Ahh Avenged Sevenfold. One of the only metal bands I listen to, actually. Sure, City of Evil was pretty good, but what I love about their more recent songs is that they’re branching out into other sub-genres and using more diverse instrumentation. Like in this song, Afterlife: the beautiful, orchestral introduction, heavy with cello and double bass. And then, the explosion into the verse with a brief, but powerful, parallel string solo to really launch it off. In the chorus, the echoed choir vocals give it a sense of grandiose, and for lack of a better word, transcendence. I feel like the band breaks away from the typical perception of metal- so much of their work is so much more intricate and diverse than what most people conceive to be metal music. Listen for the drums as well; the drummer is Jimmy “The Rev” Sullivan, one of the best of his time, which unfortunately, has passed. The drumline, I think, really hammers and forges it into such a powerful song. The lyrics are about looking into a reflection of yourself. The song uses the analogy of an afterlife ad seemingly arguing with the gods to realize that you have to do the things you need to do as soon as you can, because who knows how much time you really have left?

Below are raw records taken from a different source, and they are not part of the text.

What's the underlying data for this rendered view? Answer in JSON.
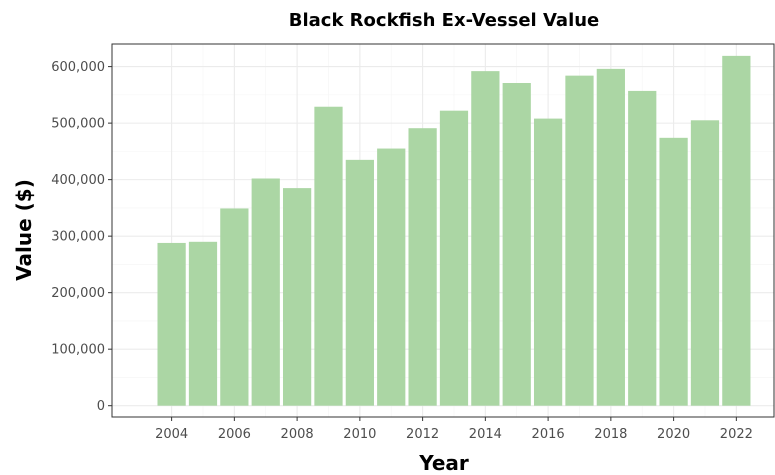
{
  "chart_data": {
    "type": "bar",
    "title": "Black Rockfish Ex-Vessel Value",
    "xlabel": "Year",
    "ylabel": "Value ($)",
    "x": [
      2004,
      2005,
      2006,
      2007,
      2008,
      2009,
      2010,
      2011,
      2012,
      2013,
      2014,
      2015,
      2016,
      2017,
      2018,
      2019,
      2020,
      2021,
      2022
    ],
    "values": [
      288000,
      290000,
      349000,
      402000,
      385000,
      529000,
      435000,
      455000,
      491000,
      522000,
      592000,
      571000,
      508000,
      584000,
      596000,
      557000,
      474000,
      505000,
      619000
    ],
    "xticks": [
      "2004",
      "2006",
      "2008",
      "2010",
      "2012",
      "2014",
      "2016",
      "2018",
      "2020",
      "2022"
    ],
    "yticks": [
      "0",
      "100,000",
      "200,000",
      "300,000",
      "400,000",
      "500,000",
      "600,000"
    ],
    "ylim": [
      -20000,
      640000
    ],
    "xlim": [
      2002.1,
      2023.2
    ],
    "bar_color": "#abd6a4",
    "grid": true,
    "legend": "none"
  }
}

One of the more emotional songs by the Foo Fighters. It’s a song about self redemption, and reaching your true potential in whatever you do. It opens slowly, almost seeming to be a message to someone. A friend? A past lover? Or maybe, as I believe, it’s to anyone who hears it. It explodes into the verse into a testament of redundancy, with lyrics such as “I was too weak to give in/to strong to lose,” the drums puncturing the melody with a vicious snare and cymbals to drive it through. The chorus is a repeated message to always try your hardest in whatever you do: “Is someone getting the best, the best, the best, the best of you?” The song speaks of “The life, the love you die to heal” and “The hope that starts the broken hearts.” It almost seems like a message to never give up, that anything, even pain, is better than nothing at all. The song overflows with a sad, yet hopeful, energy that only true pain can generate. The lyrics are what make the song what it truly is-lyrics that make any songwriter jealous. All in all, one of the best songs from one of the best Alt/Hard Rock bands out there.

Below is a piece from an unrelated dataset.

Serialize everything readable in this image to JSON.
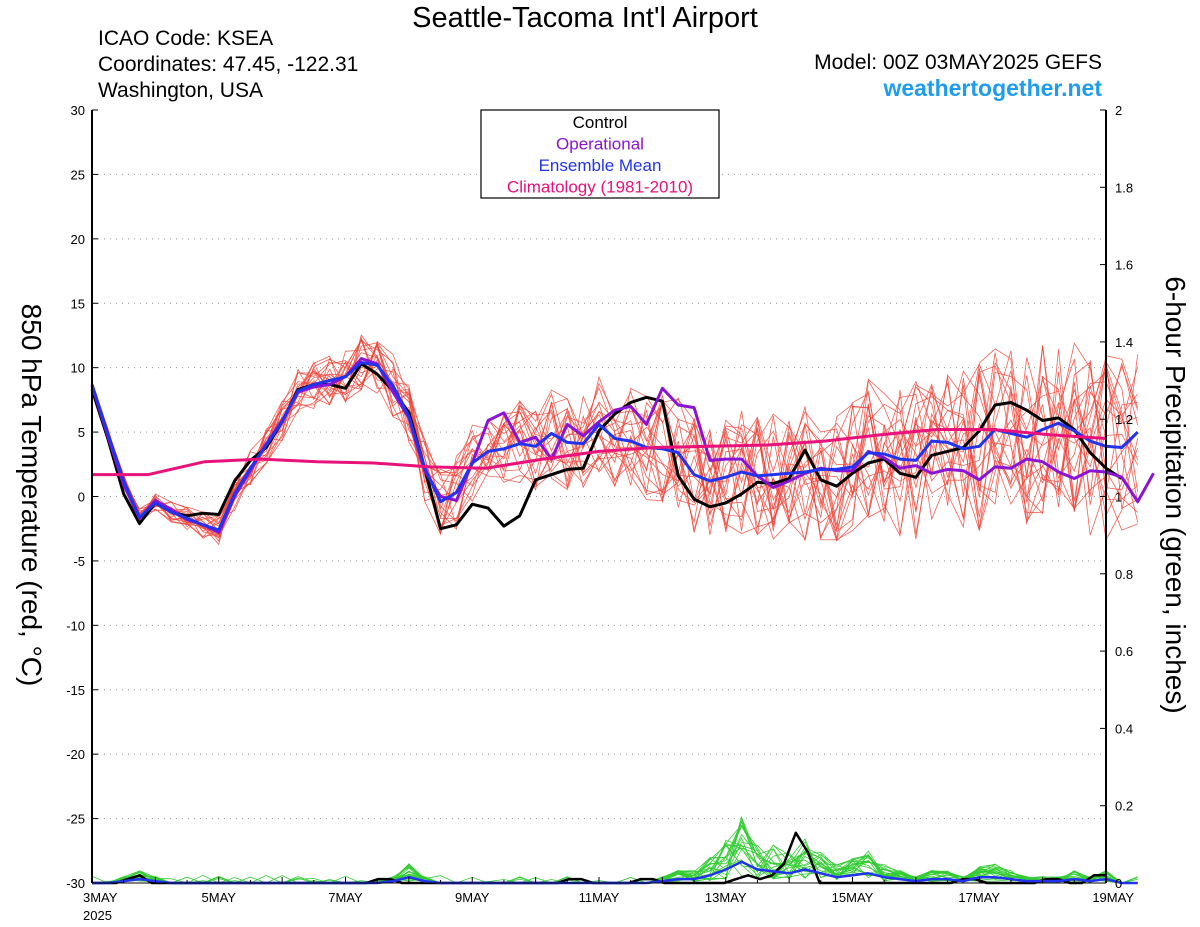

I’ve always loved mood music- music that you can only listen to when your in a certain mood. For example, when I’m mad, I’ll blast Rage Against the Machine. When I’m particularly calm, I’ll play the Red Hot Chili Peppers. If I miss my girlfriend (happens a lot) it’s Blink 182. I love music in general, but I find it amazing when it can influence your mood. So I ask you: what is your mood music?